3. Engagement in Christian scholarly communities.  One of the paradoxes of scholarly life is that one is both deeply embedded in a formative community of fellow scholars, and yet often working in a solitary fashion. Temperament may reinforce this as many, though not all, academics are introverts. Certainly an important element is involvement with a diverse worshiping community beyond the university that reminds us of the relevance of our faith beyond our own contexts. At the same time, via physical communities in one’s own university, virtual communities online, and the written works of others wrestling with questions similar to ours, we sharpen our insights and strengthen our resolves to live faithfully in our own contexts. The “Inklings” with which C. S. Lewis, Tolkien and others gathered to read and critique work is an outstanding example of this (which also included friends who didn’t share their beliefs). In another context, William Wilberforce’s efforts to abolish slavery were greatly enhanced by a community of religious leaders, businessmen and scholars committed to working out the implications of Christian faith for the benefit of British society and the glory of God.

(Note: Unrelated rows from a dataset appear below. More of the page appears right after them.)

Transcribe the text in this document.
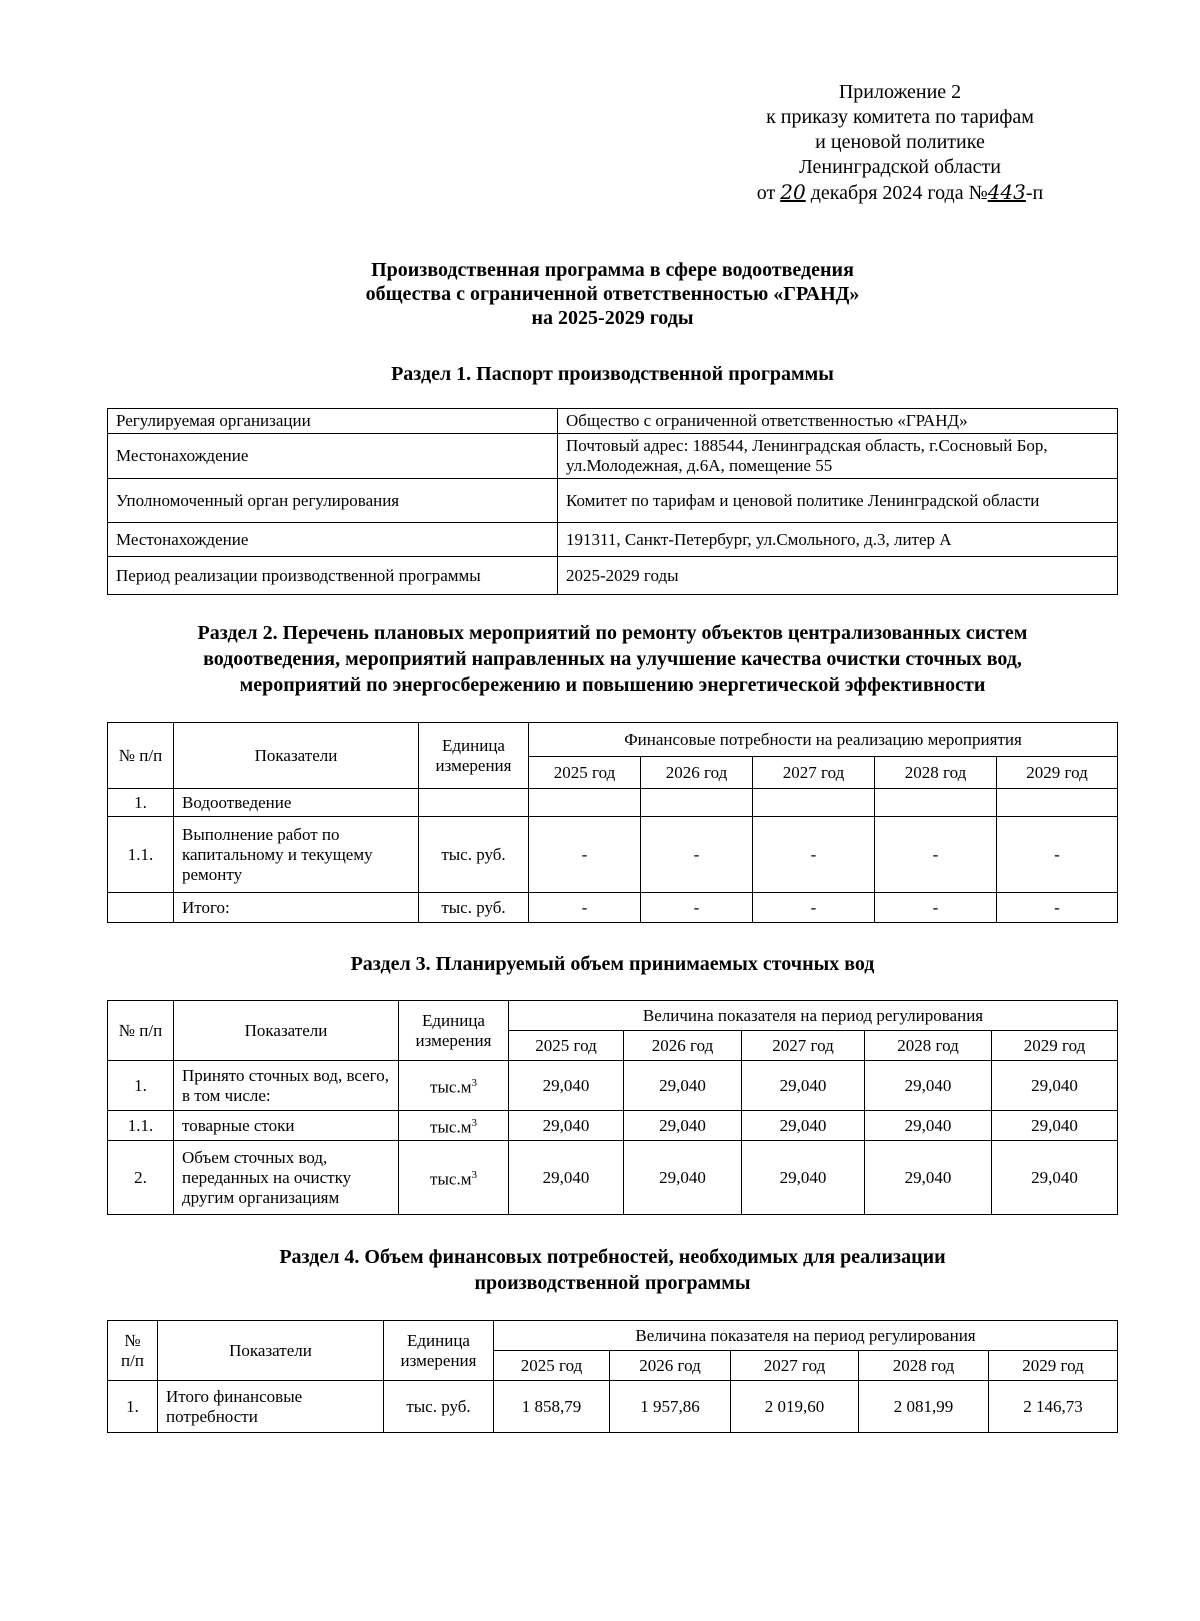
Приложение 2
к приказу комитета по тарифам
и ценовой политике
Ленинградской области
от 20 декабря 2024 года №443-п
Производственная программа в сфере водоотведения
общества с ограниченной ответственностью «ГРАНД»
на 2025-2029 годы
Раздел 1. Паспорт производственной программы
Регулируемая организации	Общество с ограниченной ответственностью «ГРАНД»
Местонахождение	Почтовый адрес: 188544, Ленинградская область, г.Сосновый Бор, ул.Молодежная, д.6А, помещение 55
Уполномоченный орган регулирования	Комитет по тарифам и ценовой политике Ленинградской области
Местонахождение	191311, Санкт-Петербург, ул.Смольного, д.3, литер А
Период реализации производственной программы	2025-2029 годы
Раздел 2. Перечень плановых мероприятий по ремонту объектов централизованных систем
водоотведения, мероприятий направленных на улучшение качества очистки сточных вод,
мероприятий по энергосбережению и повышению энергетической эффективности
№ п/п	Показатели	Единица измерения	Финансовые потребности на реализацию мероприятия				
			2025 год	2026 год	2027 год	2028 год	2029 год
1.	Водоотведение						
1.1.	Выполнение работ по капитальному и текущему ремонту	тыс. руб.	-	-	-	-	-
	Итого:	тыс. руб.	-	-	-	-	-
Раздел 3. Планируемый объем принимаемых сточных вод
№ п/п	Показатели	Единица измерения	Величина показателя на период регулирования				
			2025 год	2026 год	2027 год	2028 год	2029 год
1.	Принято сточных вод, всего, в том числе:	$тыс.м^3$	29,040	29,040	29,040	29,040	29,040
1.1.	товарные стоки	$тыс.м^3$	29,040	29,040	29,040	29,040	29,040
2.	Объем сточных вод, переданных на очистку другим организациям	$тыс.м^3$	29,040	29,040	29,040	29,040	29,040
Раздел 4. Объем финансовых потребностей, необходимых для реализации
производственной программы
№ п/п	Показатели	Единица измерения	Величина показателя на период регулирования				
			2025 год	2026 год	2027 год	2028 год	2029 год
1.	Итого финансовые потребности	тыс. руб.	1 858,79	1 957,86	2 019,60	2 081,99	2 146,73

4. Practicing intellectual hospitality and engagement in one’s context.  I posted recently on some of the contours of intellectual hospitality so I won’t reiterate all of that here. In brief, I would say that in the departmental or professional context where one works there are opportunities to the practices of Christian charity, courtesy, and courage. Charity means welcoming colleagues or peers as Christ has welcomed us and treating them as valued human beings regardless their views. Courtesy calls us to afford the ideas and beliefs of others the same respect we would wish for our own. It also can mean accepting the hospitality of peers and colleagues–both in terms of personal friendship, and in terms of intellectual exchange. And finally it may sometimes call for courage in being honest about our faith where the situation requires it, even while we seek to be charitable rather than belligerent, and willing to listen as well as to speak. Sometimes, speaking to a Christian student group or as part of a public discussion hosted by such a group involves practicing this courage. This is not a call to proselytize in class but rather a call not to “duck” when we are given opportunities to be honest about our identity or speak about how our faith contributes insight to important disciplinary questions.

I would appreciate hearing the insights of others in bring faith and scholarship together. In a world where these two are so polarized, and often function antagonistically toward each other, it seems this is a vital discussion.